Called the Cosmic Cliffs, the region is actually the edge of a gigantic, gaseous cavity within NGC 3324, roughly 7,600 light-years away. The cavernous area has been carved from the nebula by the intense ultraviolet radiation and stellar winds from extremely massive, hot, young stars located in the center of the bubble, above the area shown in this image. The high-energy radiation from these stars is sculpting the nebula's wall by slowly eroding it away.
"Stephan's Quintet,Hickson Compact Group (HCG) 92, NGC 7318A, NGC 7318B, NGC 7319, NGC 7320 -MIRI Spectrum
With its powerful, mid-infrared vision, the Mid-Infrared Instrument (MIRI) shows never-before-seen details of Stephan's Quintet, a visual grouping of five galaxies.

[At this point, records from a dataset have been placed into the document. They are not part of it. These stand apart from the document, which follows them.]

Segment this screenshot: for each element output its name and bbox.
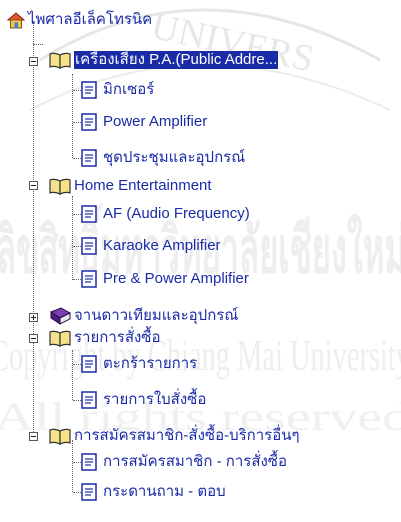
collapse-toggle[interactable] (29, 432, 38, 441)
document-icon (81, 205, 97, 223)
tree-page-label: Power Amplifier (103, 113, 208, 130)
closed-book-icon (49, 307, 72, 325)
open-book-icon (49, 178, 71, 195)
document-icon (81, 113, 97, 131)
home-icon (6, 12, 26, 29)
tree-line (72, 440, 73, 492)
document-icon (81, 149, 97, 167)
tree-folder-pa[interactable]: เครื่องเสียง P.A.(Public Addre... (48, 50, 279, 70)
tree-folder-home-entertainment[interactable]: Home Entertainment (48, 176, 212, 196)
tree-root[interactable]: ไพศาลอีเล็คโทรนิค (6, 10, 152, 30)
document-icon (81, 237, 97, 255)
document-icon (81, 270, 97, 288)
tree-line (72, 350, 73, 400)
tree-page-label: มิกเซอร์ (103, 81, 155, 98)
document-icon (81, 355, 97, 373)
tree-page-label: AF (Audio Frequency) (103, 205, 250, 222)
tree-folder-label: เครื่องเสียง P.A.(Public Addre... (74, 51, 279, 69)
collapse-toggle[interactable] (29, 57, 38, 66)
tree-line (33, 22, 34, 436)
tree-line (72, 196, 73, 280)
document-icon (81, 483, 97, 501)
tree-page-karaoke[interactable]: Karaoke Amplifier (80, 236, 221, 256)
tree-page-qa-board[interactable]: กระดานถาม - ตอบ (80, 482, 226, 502)
tree-page-mixer[interactable]: มิกเซอร์ (80, 80, 154, 100)
tree-page-label: Karaoke Amplifier (103, 237, 221, 254)
document-icon (81, 81, 97, 99)
tree-folder-label: จานดาวเทียมและอุปกรณ์ (74, 307, 239, 324)
tree-folder-satellite[interactable]: จานดาวเทียมและอุปกรณ์ (48, 306, 238, 326)
open-book-icon (49, 52, 71, 69)
tree-folder-label: Home Entertainment (74, 177, 212, 194)
document-icon (81, 453, 97, 471)
tree-page-label: กระดานถาม - ตอบ (103, 483, 226, 500)
document-icon (81, 391, 97, 409)
tree-page-label: ตะกร้ารายการ (103, 355, 198, 372)
open-book-icon (49, 428, 71, 445)
tree-page-pre-power[interactable]: Pre & Power Amplifier (80, 269, 249, 289)
collapse-toggle[interactable] (29, 334, 38, 343)
open-book-icon (49, 330, 71, 347)
tree-folder-label: การสมัครสมาชิก-สั่งซื้อ-บริการอื่นๆ (74, 427, 300, 444)
site-tree: ไพศาลอีเล็คโทรนิค เครื่องเสียง P.A.(Publ… (0, 0, 401, 522)
tree-line (72, 74, 73, 158)
tree-page-conference[interactable]: ชุดประชุมและอุปกรณ์ (80, 148, 245, 168)
tree-page-af[interactable]: AF (Audio Frequency) (80, 204, 250, 224)
tree-folder-membership[interactable]: การสมัครสมาชิก-สั่งซื้อ-บริการอื่นๆ (48, 426, 300, 446)
tree-root-label: ไพศาลอีเล็คโทรนิค (28, 11, 153, 28)
tree-page-cart[interactable]: ตะกร้ารายการ (80, 354, 197, 374)
tree-page-register-order[interactable]: การสมัครสมาชิก - การสั่งซื้อ (80, 452, 287, 472)
tree-page-label: รายการใบสั่งซื้อ (103, 391, 207, 408)
tree-page-label: การสมัครสมาชิก - การสั่งซื้อ (103, 453, 287, 470)
tree-folder-orders[interactable]: รายการสั่งซื้อ (48, 328, 161, 348)
tree-page-order-list[interactable]: รายการใบสั่งซื้อ (80, 390, 206, 410)
expand-toggle[interactable] (29, 313, 38, 322)
tree-page-label: Pre & Power Amplifier (103, 270, 249, 287)
tree-page-power-amplifier[interactable]: Power Amplifier (80, 112, 207, 132)
tree-folder-label: รายการสั่งซื้อ (74, 329, 161, 346)
tree-page-label: ชุดประชุมและอุปกรณ์ (103, 149, 246, 166)
collapse-toggle[interactable] (29, 181, 38, 190)
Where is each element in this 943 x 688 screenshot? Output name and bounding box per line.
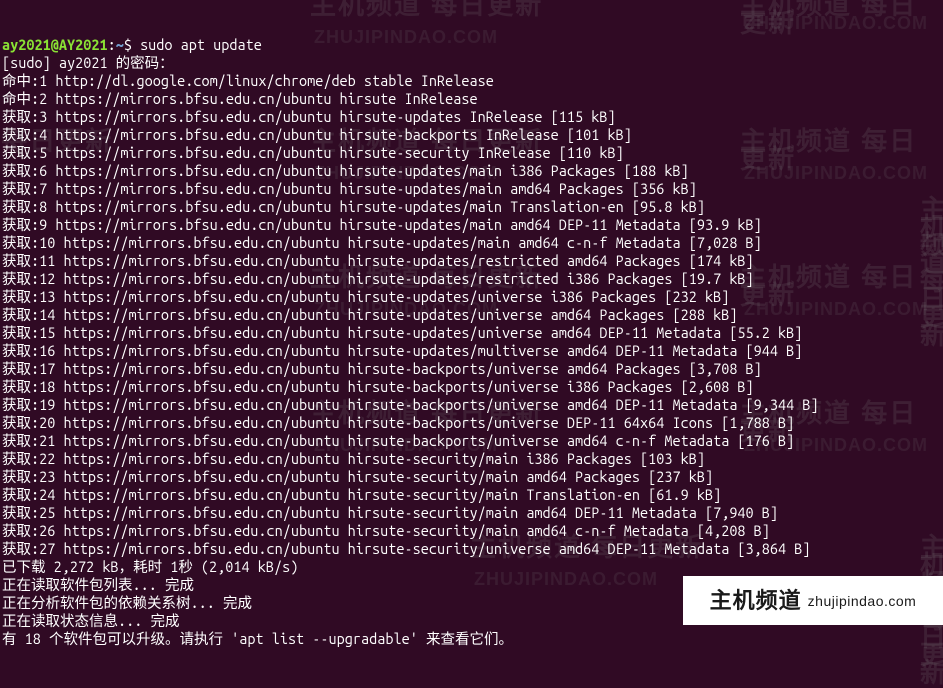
output-line: 获取:15 https://mirrors.bfsu.edu.cn/ubuntu… (2, 324, 941, 342)
prompt-path: ~ (116, 36, 124, 53)
output-line: 获取:18 https://mirrors.bfsu.edu.cn/ubuntu… (2, 378, 941, 396)
source-badge: 主机频道 zhujipindao.com (683, 576, 943, 625)
output-line: 获取:26 https://mirrors.bfsu.edu.cn/ubuntu… (2, 522, 941, 540)
output-line: [sudo] ay2021 的密码： (2, 54, 941, 72)
terminal[interactable]: ay2021@AY2021:~$ sudo apt update[sudo] a… (0, 0, 943, 666)
output-line: 命中:2 https://mirrors.bfsu.edu.cn/ubuntu … (2, 90, 941, 108)
output-line: 获取:24 https://mirrors.bfsu.edu.cn/ubuntu… (2, 486, 941, 504)
badge-cn: 主机频道 (710, 592, 802, 610)
output-line: 获取:16 https://mirrors.bfsu.edu.cn/ubuntu… (2, 342, 941, 360)
prompt-command: sudo apt update (140, 36, 262, 53)
output-line: 有 18 个软件包可以升级。请执行 'apt list --upgradable… (2, 630, 941, 648)
output-line: 获取:14 https://mirrors.bfsu.edu.cn/ubuntu… (2, 306, 941, 324)
output-line: 获取:10 https://mirrors.bfsu.edu.cn/ubuntu… (2, 234, 941, 252)
output-line: 获取:6 https://mirrors.bfsu.edu.cn/ubuntu … (2, 162, 941, 180)
output-line: 获取:7 https://mirrors.bfsu.edu.cn/ubuntu … (2, 180, 941, 198)
prompt-sep2: $ (124, 36, 140, 53)
output-line: 获取:20 https://mirrors.bfsu.edu.cn/ubuntu… (2, 414, 941, 432)
output-line: 获取:11 https://mirrors.bfsu.edu.cn/ubuntu… (2, 252, 941, 270)
output-line: 获取:4 https://mirrors.bfsu.edu.cn/ubuntu … (2, 126, 941, 144)
output-line: 已下载 2,272 kB，耗时 1秒 (2,014 kB/s) (2, 558, 941, 576)
output-line: 获取:8 https://mirrors.bfsu.edu.cn/ubuntu … (2, 198, 941, 216)
prompt-line: ay2021@AY2021:~$ sudo apt update (2, 36, 941, 54)
output-line: 获取:17 https://mirrors.bfsu.edu.cn/ubuntu… (2, 360, 941, 378)
output-line: 获取:3 https://mirrors.bfsu.edu.cn/ubuntu … (2, 108, 941, 126)
output-line: 获取:13 https://mirrors.bfsu.edu.cn/ubuntu… (2, 288, 941, 306)
prompt-user: ay2021@AY2021 (2, 36, 108, 53)
output-line: 获取:9 https://mirrors.bfsu.edu.cn/ubuntu … (2, 216, 941, 234)
output-line: 获取:25 https://mirrors.bfsu.edu.cn/ubuntu… (2, 504, 941, 522)
prompt-sep1: : (108, 36, 116, 53)
output-line: 获取:27 https://mirrors.bfsu.edu.cn/ubuntu… (2, 540, 941, 558)
output-line: 获取:22 https://mirrors.bfsu.edu.cn/ubuntu… (2, 450, 941, 468)
output-line: 命中:1 http://dl.google.com/linux/chrome/d… (2, 72, 941, 90)
badge-en: zhujipindao.com (808, 592, 917, 610)
output-line: 获取:21 https://mirrors.bfsu.edu.cn/ubuntu… (2, 432, 941, 450)
output-line: 获取:23 https://mirrors.bfsu.edu.cn/ubuntu… (2, 468, 941, 486)
output-line: 获取:5 https://mirrors.bfsu.edu.cn/ubuntu … (2, 144, 941, 162)
output-line: 获取:19 https://mirrors.bfsu.edu.cn/ubuntu… (2, 396, 941, 414)
output-line: 获取:12 https://mirrors.bfsu.edu.cn/ubuntu… (2, 270, 941, 288)
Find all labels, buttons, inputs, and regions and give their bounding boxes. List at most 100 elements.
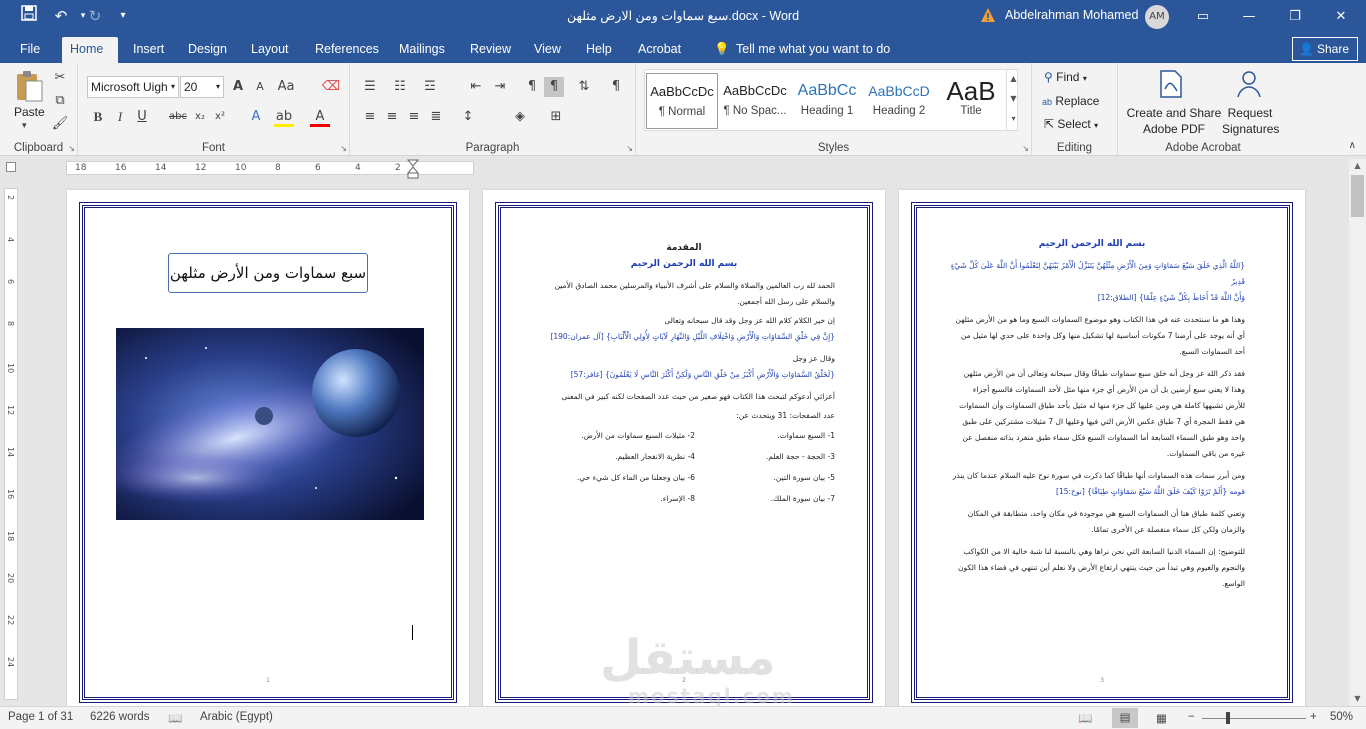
grow-font-icon[interactable]: A (228, 77, 248, 97)
bold-icon[interactable]: B (88, 107, 108, 127)
request-signatures-button[interactable]: Request Signatures (1222, 105, 1279, 137)
text-effects-icon[interactable]: A (246, 107, 266, 127)
style-normal[interactable]: AaBbCcDc ¶ Normal (646, 73, 718, 129)
find-button[interactable]: ⚲ Find ▾ (1044, 70, 1087, 84)
tab-design[interactable]: Design (180, 37, 235, 63)
zoom-slider-handle[interactable] (1226, 712, 1230, 724)
subscript-icon[interactable]: x₂ (190, 107, 210, 127)
paste-dropdown-icon[interactable]: ▾ (22, 121, 27, 131)
minimize-icon[interactable]: — (1226, 0, 1272, 33)
replace-button[interactable]: ab Replace (1042, 94, 1099, 108)
superscript-icon[interactable]: x² (210, 107, 230, 127)
indent-marker-icon[interactable] (407, 159, 419, 179)
tell-me-search[interactable]: Tell me what you want to do (728, 37, 898, 63)
avatar[interactable]: AM (1145, 5, 1169, 29)
format-painter-icon[interactable]: 🖌 (50, 114, 70, 134)
basmala: بسم الله الرحمن الرحيم (630, 259, 738, 269)
strikethrough-icon[interactable]: abc (168, 107, 188, 127)
copy-icon[interactable]: ⧉ (50, 91, 70, 111)
tab-insert[interactable]: Insert (125, 37, 172, 63)
select-button[interactable]: ⇱ Select ▾ (1044, 117, 1098, 131)
italic-icon[interactable]: I (110, 107, 130, 127)
paragraph: والسلام على رسل الله أجمعين. (736, 297, 835, 306)
change-case-icon[interactable]: Aa (276, 77, 296, 97)
vertical-scrollbar[interactable]: ▲ ▼ (1349, 159, 1366, 706)
increase-indent-icon[interactable]: ⇥ (490, 77, 510, 97)
restore-icon[interactable]: ❐ (1272, 0, 1318, 33)
language[interactable]: Arabic (Egypt) (200, 711, 273, 723)
font-size-combo[interactable]: 20 ▾ (180, 76, 224, 98)
share-button[interactable]: 👤 Share (1292, 37, 1358, 61)
close-icon[interactable]: ✕ (1318, 0, 1364, 33)
zoom-level[interactable]: 50% (1330, 711, 1353, 723)
word-count[interactable]: 6226 words (90, 711, 149, 723)
font-launcher-icon[interactable]: ↘ (340, 144, 347, 153)
zoom-out-icon[interactable]: − (1188, 711, 1195, 723)
scroll-thumb[interactable] (1351, 175, 1364, 217)
decrease-indent-icon[interactable]: ⇤ (466, 77, 486, 97)
tab-references[interactable]: References (307, 37, 387, 63)
numbering-icon[interactable]: ☷ (390, 77, 410, 97)
warning-icon[interactable] (980, 7, 996, 23)
paragraph-launcher-icon[interactable]: ↘ (626, 144, 633, 153)
scroll-up-icon[interactable]: ▲ (1349, 159, 1366, 173)
create-pdf-button[interactable]: Create and Share Adobe PDF (1124, 105, 1224, 137)
style-no-spacing[interactable]: AaBbCcDc ¶ No Spac... (719, 73, 791, 129)
style-title[interactable]: AaB Title (935, 73, 1007, 129)
ltr-icon[interactable]: ¶ (522, 77, 542, 97)
paste-button[interactable]: Paste (14, 105, 45, 119)
sort-icon[interactable]: ⇅ (574, 77, 594, 97)
paste-icon[interactable] (12, 69, 46, 103)
line-spacing-icon[interactable]: ↕ (458, 107, 478, 127)
print-layout-icon[interactable]: ▤ (1112, 708, 1138, 728)
styles-scroll[interactable]: ▲ ▼ ▾ (1006, 69, 1020, 131)
styles-launcher-icon[interactable]: ↘ (1022, 144, 1029, 153)
style-heading-2[interactable]: AaBbCcD Heading 2 (863, 73, 935, 129)
style-sample: AaBbCc (797, 82, 857, 99)
clipboard-launcher-icon[interactable]: ↘ (68, 144, 75, 153)
font-name-combo[interactable]: Microsoft Uigh ▾ (87, 76, 179, 98)
ribbon-display-options-icon[interactable]: ▭ (1180, 0, 1226, 33)
tab-selector-icon[interactable] (6, 162, 16, 172)
rtl-icon[interactable]: ¶ (544, 77, 564, 97)
horizontal-ruler[interactable]: 18 16 14 12 10 8 6 4 2 (66, 159, 474, 179)
page-title[interactable]: سبع سماوات ومن الأرض مثلهن (168, 253, 368, 293)
clear-formatting-icon[interactable]: ⌫ (321, 77, 341, 97)
tab-acrobat[interactable]: Acrobat (630, 37, 689, 63)
align-center-icon[interactable]: ≡ (382, 107, 402, 127)
shading-icon[interactable]: ◈ (510, 107, 530, 127)
tab-file[interactable]: File (12, 37, 48, 63)
collapse-ribbon-icon[interactable]: ∧ (1349, 140, 1356, 151)
bullets-icon[interactable]: ☰ (360, 77, 380, 97)
proofing-icon[interactable]: 📖 (168, 711, 182, 725)
zoom-in-icon[interactable]: + (1310, 711, 1317, 723)
read-mode-icon[interactable]: 📖 (1078, 711, 1092, 725)
tab-review[interactable]: Review (462, 37, 519, 63)
multilevel-list-icon[interactable]: ☲ (420, 77, 440, 97)
tab-mailings[interactable]: Mailings (391, 37, 453, 63)
cut-icon[interactable]: ✂ (50, 68, 70, 88)
highlight-icon[interactable]: ab (274, 107, 294, 127)
align-left-icon[interactable]: ≡ (360, 107, 380, 127)
borders-icon[interactable]: ⊞ (546, 107, 566, 127)
align-right-icon[interactable]: ≡ (404, 107, 424, 127)
user-name[interactable]: Abdelrahman Mohamed (1005, 8, 1138, 22)
scroll-down-icon[interactable]: ▼ (1349, 692, 1366, 706)
tab-help[interactable]: Help (578, 37, 620, 63)
tab-layout[interactable]: Layout (243, 37, 297, 63)
style-heading-1[interactable]: AaBbCc Heading 1 (791, 73, 863, 129)
font-color-icon[interactable]: A (310, 107, 330, 127)
tab-view[interactable]: View (526, 37, 569, 63)
vertical-ruler[interactable]: 2 4 6 8 10 12 14 16 18 20 22 24 (4, 188, 18, 700)
space-image[interactable] (116, 328, 424, 520)
page-1[interactable]: سبع سماوات ومن الأرض مثلهن 1 (67, 190, 469, 710)
justify-icon[interactable]: ≣ (426, 107, 446, 127)
page-count[interactable]: Page 1 of 31 (8, 711, 73, 723)
tab-home[interactable]: Home (62, 37, 118, 63)
zoom-slider[interactable] (1202, 718, 1306, 719)
underline-icon[interactable]: U (132, 107, 152, 127)
show-formatting-icon[interactable]: ¶ (606, 77, 626, 97)
web-layout-icon[interactable]: ▦ (1156, 711, 1167, 725)
shrink-font-icon[interactable]: A (250, 77, 270, 97)
page-3[interactable]: بسم الله الرحمن الرحيم {اللَّهُ الَّذِي … (899, 190, 1305, 710)
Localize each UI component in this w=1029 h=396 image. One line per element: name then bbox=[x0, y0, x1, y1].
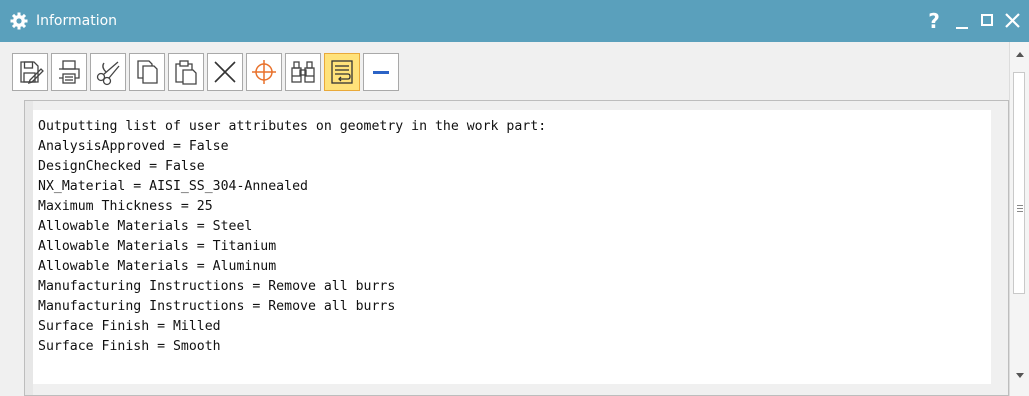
toolbar bbox=[12, 50, 399, 94]
output-line: DesignChecked = False bbox=[38, 159, 205, 174]
output-line: NX_Material = AISI_SS_304-Annealed bbox=[38, 179, 308, 194]
gear-icon bbox=[10, 12, 28, 30]
scrollbar-thumb[interactable] bbox=[1013, 72, 1025, 294]
close-button[interactable] bbox=[1001, 6, 1025, 36]
scroll-down-arrow-icon[interactable] bbox=[1016, 373, 1024, 378]
copy-icon bbox=[137, 60, 158, 84]
cut-icon bbox=[96, 61, 120, 86]
window-controls: ? bbox=[919, 6, 1025, 36]
find-button[interactable] bbox=[285, 53, 321, 91]
title-bar: Information ? bbox=[0, 0, 1029, 42]
minimize-panel-button[interactable] bbox=[363, 53, 399, 91]
vertical-scrollbar[interactable] bbox=[1009, 42, 1029, 396]
copy-button[interactable] bbox=[129, 53, 165, 91]
print-icon bbox=[59, 60, 80, 84]
output-line: Allowable Materials = Aluminum bbox=[38, 259, 277, 274]
print-button[interactable] bbox=[51, 53, 87, 91]
delete-icon bbox=[214, 61, 236, 83]
output-gutter bbox=[24, 100, 33, 396]
window-title: Information bbox=[36, 13, 118, 29]
maximize-button[interactable] bbox=[975, 6, 1001, 36]
output-line: Maximum Thickness = 25 bbox=[38, 199, 213, 214]
help-button[interactable]: ? bbox=[919, 9, 949, 33]
output-line: Surface Finish = Smooth bbox=[38, 339, 221, 354]
output-line: Surface Finish = Milled bbox=[38, 319, 221, 334]
paste-button[interactable] bbox=[168, 53, 204, 91]
output-line: Outputting list of user attributes on ge… bbox=[38, 119, 547, 134]
close-icon bbox=[1005, 13, 1020, 28]
target-button[interactable] bbox=[246, 53, 282, 91]
scroll-up-arrow-icon[interactable] bbox=[1016, 52, 1024, 57]
output-line: Manufacturing Instructions = Remove all … bbox=[38, 299, 396, 314]
minimize-button[interactable] bbox=[949, 6, 975, 36]
grip-icon bbox=[1017, 205, 1023, 212]
information-output[interactable]: Outputting list of user attributes on ge… bbox=[33, 110, 991, 384]
paste-icon bbox=[175, 60, 197, 85]
delete-button[interactable] bbox=[207, 53, 243, 91]
cut-button[interactable] bbox=[90, 53, 126, 91]
save-edit-icon bbox=[20, 61, 44, 85]
output-line: Manufacturing Instructions = Remove all … bbox=[38, 279, 396, 294]
target-icon bbox=[252, 60, 276, 84]
output-line: Allowable Materials = Steel bbox=[38, 219, 253, 234]
output-line: Allowable Materials = Titanium bbox=[38, 239, 277, 254]
output-line: AnalysisApproved = False bbox=[38, 139, 229, 154]
word-wrap-icon bbox=[331, 60, 353, 84]
find-icon bbox=[291, 61, 315, 83]
save-button[interactable] bbox=[12, 53, 48, 91]
word-wrap-button[interactable] bbox=[324, 53, 360, 91]
minimize-panel-icon bbox=[373, 71, 389, 74]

MIRI pierced through dust-enshrouded regions to reveal huge shock waves and tidal tails, gas and stars stripped from the outer regions of the galaxies by interactions. It also unveiled hidden areas of star formation. The new information from MIRI provides invaluable insights into how galactic interactions may have driven galaxy evolution in the early universe.
This image contains one more MIRI filter than was used in the NIRCam-MIRI composite picture. The image processing specialists at the Space Telescope Science Institute in Baltimore opted to use all three MIRI filters and the colors red, green and blue to most clearly differentiate the galaxy features from each other and the shock waves between the galaxies.